Podemos ler Dom Quixote, Tom Jones ou os romances de Austen e encontrar pouquíssimos daqueles detalhes recomendados por Flaubert. Austen não nos dá nada dos aparatos visuais que encontramos em Balzac ou Joyce e quase nunca se detém em descrever sequer o rosto de um personagem. Roupa, clima, interior, tudo está comprimido e afinado com elegância. Os personagens secundários em Cervantes, Fielding e Austen são teatrais, muitas vezes estereotipados, e passam quase desapercebidos no sentido visual.” (cap. 50)

“Como ocorre tantas vezes, a herança flaubertiana é uma bênção ambígua. Surgem de novo aquele estranho peso da “seletividade” que sentimos nos detalhes de Flaubert e a consequência dessa seletividade para os personagens do romancista − nossa sensação de que a escolha do detalhe se tornou o tormento obsessivo de um poeta, e não a leve alegria de um romancista.” (cap. 50)

“Assim, durante o século XIX, o romance se tornou mais pictórico.” (cap. 51)

“Não podemos escrever sobre ritmo sem falar de Flaubert, e assim, mais uma vez, como alguém que vive relendo as velhas cartas de um antigo amor, volto a ele. Claro que, antes de Flaubert, outros autores se mortificaram com o estilo. Mas nenhum romancista se preocupou tanto ou tão publicamente, nenhum romancista fez da poética “da frase” um fetiche no mesmo grau que ele, nenhum romancista levou a tais extremos a potencial separação entre forma e conteúdo (Flaubert sonhava em escrever, como dizia, um “livro sobre nada”). E, antes dele, nenhum romancista se compenetrou tanto em refletir sobre questões técnicas. Com Flaubert, a literatura se tornou “essencialmente problemática”, como definiu um estudioso. Ou apenas moderna?” (cap. 103)

“E o que Flaubert entendia por estilo, por musicalidade de uma frase? Esta é de Madame Bovary − Charles se sente estupidamente orgulhoso por ter engravidado Emma: “L’idée d’avoir engendré le délectait”. Tão compacta, tão precisa, tão rítmica.
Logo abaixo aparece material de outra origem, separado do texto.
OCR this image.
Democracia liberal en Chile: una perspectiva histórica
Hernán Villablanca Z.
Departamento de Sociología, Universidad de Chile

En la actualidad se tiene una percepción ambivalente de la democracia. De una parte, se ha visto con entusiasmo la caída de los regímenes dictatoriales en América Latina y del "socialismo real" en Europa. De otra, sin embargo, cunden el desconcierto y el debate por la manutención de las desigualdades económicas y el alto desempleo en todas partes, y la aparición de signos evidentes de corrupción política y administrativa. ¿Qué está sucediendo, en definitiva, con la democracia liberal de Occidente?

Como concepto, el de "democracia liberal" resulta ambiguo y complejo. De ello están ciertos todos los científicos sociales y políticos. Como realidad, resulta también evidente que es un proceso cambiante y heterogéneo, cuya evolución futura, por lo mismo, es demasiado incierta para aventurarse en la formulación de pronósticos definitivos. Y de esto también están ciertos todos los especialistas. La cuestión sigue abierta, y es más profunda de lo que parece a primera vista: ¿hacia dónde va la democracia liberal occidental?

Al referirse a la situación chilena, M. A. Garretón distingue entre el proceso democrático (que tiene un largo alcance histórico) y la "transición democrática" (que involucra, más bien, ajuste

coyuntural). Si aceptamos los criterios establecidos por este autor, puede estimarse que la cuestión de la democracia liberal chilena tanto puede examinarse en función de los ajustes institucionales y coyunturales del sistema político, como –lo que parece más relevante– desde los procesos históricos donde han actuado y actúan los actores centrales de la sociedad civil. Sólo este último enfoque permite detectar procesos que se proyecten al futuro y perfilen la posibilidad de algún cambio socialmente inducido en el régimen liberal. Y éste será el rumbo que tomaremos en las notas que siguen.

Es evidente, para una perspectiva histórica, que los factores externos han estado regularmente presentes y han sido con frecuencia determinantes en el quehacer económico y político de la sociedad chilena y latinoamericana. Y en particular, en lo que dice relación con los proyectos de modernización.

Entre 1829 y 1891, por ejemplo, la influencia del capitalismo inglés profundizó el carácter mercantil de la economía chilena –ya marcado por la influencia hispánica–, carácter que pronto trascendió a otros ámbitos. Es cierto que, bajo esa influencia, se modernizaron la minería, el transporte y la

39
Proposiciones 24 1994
A tradução literal é: “A ideia de ter engendrado deliciava-o”. Geoffrey Wall, em sua tradução para a Penguin, escreve assim: “The thought of having impregnated her was delectable to him” [O pensamento de tê-la engravidado lhe era deleitável]. Isso é bom, mas coitado do pobre tradutor. Pois o inglês é um primo pobre do francês.” (cap. 103)


Metáfora

“A metáfora é análoga à ficção porque sugere uma realidade rival. É o processo imaginativo inteiro numa única ação. (...) “Estou lhes pedindo que imaginem outra dimensão, que concebam uma semelhança. Toda metáfora ou símile é uma pequena explosão de ficção dentro da ficção maior do conto ou do romance. (...) E é claro que essa explosão da ficção-dentro-da-ficção não é exclusivamente visual, assim como nenhum detalhe na literatura é exclusivamente visual.” (cap. 107)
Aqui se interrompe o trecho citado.